Io, Cinna – Accademia degli Artefatti
Ancora prima di entrare in sala, scopriamo ben presto, seppur indirettamente, come l’Accademia degli Artefatti voglia introdurre noi spettatori a Io Cinna (quarto capitolo della pentalogia I, Shakespeare curata dal regista Fabrizio Arcuri).
All’ingresso, infatti, degli addetti consegnano a ciascuna persona un foglio bianco e una penna nera. Nessuno o quasi, molto probabilmente, chiede il motivo di questo «gesto» inaspettato, lasciando che sia lo svolgimento dello spettacolo a chiarire il tutto. Ci si domanda che cosa questi due oggetti abbiano a che fare con Io Cinna, riscrittura del Giulio Cesare di Shakespeare firmata dal drammaturgo inglese Tim Crouch, in cui il poeta latino, ucciso al funerale di Cesare, torna in vita per riproporre e riscrivere i fatti salienti della sua esistenza, assumendo così un’importanza maggiore rispetto a quella che ha nel testo.
Il palcoscenico è denso di cose, di elementi: un grande schermo, un ragazzo tranquillamente seduto che controlla un pc, una scrivania, una piccola poltrona con un foulard. Poco più avanti, quasi a segnare la scia che divide il palco dagli spettatori, l’elemento più inquietante: il perimetro disegnato con del gesso bianco di un uomo disteso, il classico “segnale” che traccia il punto in cui è avvenuta la morte di una persona. Quella di Cinna, appunto. È un luogo desolato, il cui aspetto ha come assorbito tracce di una solitudine pesante che si esprime in modo distratto e disordinato, ma potente. E lo schermo che si accende sullo sfondo – e che dà inizio allo spettacolo – conferma tale impressione: a destra un video di un carro armato fermo ma vigile, a sinistra, in bianco e nero, un ragazzo come infastidito da altre presenze.
Eccolo Cinna (Gabriele Benedetti), arriva sul palco quasi come un getto. Il protagonista – bretelle, canottiera, pantaloni corti e scarpe pesanti – è la sovreccitata versione umana della sentita desolazione del luogo. È un personaggio nato dalla penna di Shakespeare che, però, parla con la voce e l’«atmosfera mentale» di una creatura letteraria novecentesca, come Svevo o Bukowski, provata dalla consistenza devastante della vita e del fallimento, ma non priva di (bislacca) energia. Ed è venuto per riscrivere la propria vita – dunque, la propria morte –, per mettere in scena il fallimento degli intellettuali in una società che non sembra avere molta voglia di contenerli al suo interno.

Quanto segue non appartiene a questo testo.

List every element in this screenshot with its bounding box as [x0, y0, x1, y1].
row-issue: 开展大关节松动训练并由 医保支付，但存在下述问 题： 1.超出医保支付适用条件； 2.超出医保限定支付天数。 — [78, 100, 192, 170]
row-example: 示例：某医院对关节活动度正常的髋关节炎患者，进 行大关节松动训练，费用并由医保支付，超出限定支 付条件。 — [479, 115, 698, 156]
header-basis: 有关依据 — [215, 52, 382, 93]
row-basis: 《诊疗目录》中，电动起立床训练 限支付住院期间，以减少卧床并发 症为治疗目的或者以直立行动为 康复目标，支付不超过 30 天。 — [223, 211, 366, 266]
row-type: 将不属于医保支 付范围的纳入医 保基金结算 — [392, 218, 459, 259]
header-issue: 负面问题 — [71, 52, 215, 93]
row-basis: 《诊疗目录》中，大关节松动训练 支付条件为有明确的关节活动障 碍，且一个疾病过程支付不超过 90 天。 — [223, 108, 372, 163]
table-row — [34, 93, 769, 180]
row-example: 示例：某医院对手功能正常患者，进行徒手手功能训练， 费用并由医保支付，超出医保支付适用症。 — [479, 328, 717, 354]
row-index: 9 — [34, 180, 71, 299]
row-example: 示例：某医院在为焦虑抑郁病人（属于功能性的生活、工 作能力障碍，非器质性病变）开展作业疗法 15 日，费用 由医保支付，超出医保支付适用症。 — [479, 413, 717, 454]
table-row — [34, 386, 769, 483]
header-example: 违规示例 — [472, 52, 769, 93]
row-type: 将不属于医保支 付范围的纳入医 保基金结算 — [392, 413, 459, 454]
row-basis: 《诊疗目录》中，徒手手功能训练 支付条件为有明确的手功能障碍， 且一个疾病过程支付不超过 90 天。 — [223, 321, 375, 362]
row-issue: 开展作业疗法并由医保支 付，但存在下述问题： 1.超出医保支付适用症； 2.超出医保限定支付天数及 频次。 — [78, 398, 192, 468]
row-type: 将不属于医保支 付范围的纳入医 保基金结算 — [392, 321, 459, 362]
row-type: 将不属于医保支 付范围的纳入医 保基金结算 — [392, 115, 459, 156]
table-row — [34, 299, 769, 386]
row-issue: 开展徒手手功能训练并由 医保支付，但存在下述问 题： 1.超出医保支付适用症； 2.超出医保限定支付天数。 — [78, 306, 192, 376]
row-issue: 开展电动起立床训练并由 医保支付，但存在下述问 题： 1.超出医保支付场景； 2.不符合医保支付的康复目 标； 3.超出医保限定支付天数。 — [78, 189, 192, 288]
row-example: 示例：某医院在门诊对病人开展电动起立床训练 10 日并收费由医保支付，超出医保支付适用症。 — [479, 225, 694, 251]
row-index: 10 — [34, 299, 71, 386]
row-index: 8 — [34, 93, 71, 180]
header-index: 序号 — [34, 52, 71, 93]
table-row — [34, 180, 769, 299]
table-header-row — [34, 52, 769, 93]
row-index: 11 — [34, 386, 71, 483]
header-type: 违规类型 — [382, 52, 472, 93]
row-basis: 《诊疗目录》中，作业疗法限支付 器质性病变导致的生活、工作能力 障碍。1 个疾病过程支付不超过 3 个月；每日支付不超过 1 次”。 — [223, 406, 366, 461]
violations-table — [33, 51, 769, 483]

Scrittura e riscrittura, appunto: ecco svelato il mistero del «binomio» foglio + penna. Quasi da subito Cinna, come se volesse infettarci con la sua arzilla disperazione e «inutilità» di poeta, ci obbliga a interagire. Come? Scrivendo: sia quello che dice lui, sia lasciando «libera» la nostra «immaginazione». A un certo punto, infatti, egli chiede di scrivere il nome del nostro paese, di chi lo governa (!) e un aggettivo che sintetizzi il tutto (!!!). In questo modo, con un impeto di sana provocazione, viene messa in campo una quantità notevole di dimensione pubblica e politica, caratteristica confermata dai video di aggressioni e scontri violenti con le forze dell’ordine.
E il poeta, una volta che ha riscritto, rivisto e rivissuto la propria vita e morte, si sente come liberato di un peso e, «soddisfatto», può andarsene.
E a noi spettatori rimane addosso la sua disperazione beffardamente arguta e ironica, la sua follia irrisolta e ronzante, ma soprattutto l’amara consapevolezza di quanto certe parole come «Repubblica», specialmente in questo Paese, siano state ormai svuotate del loro significato.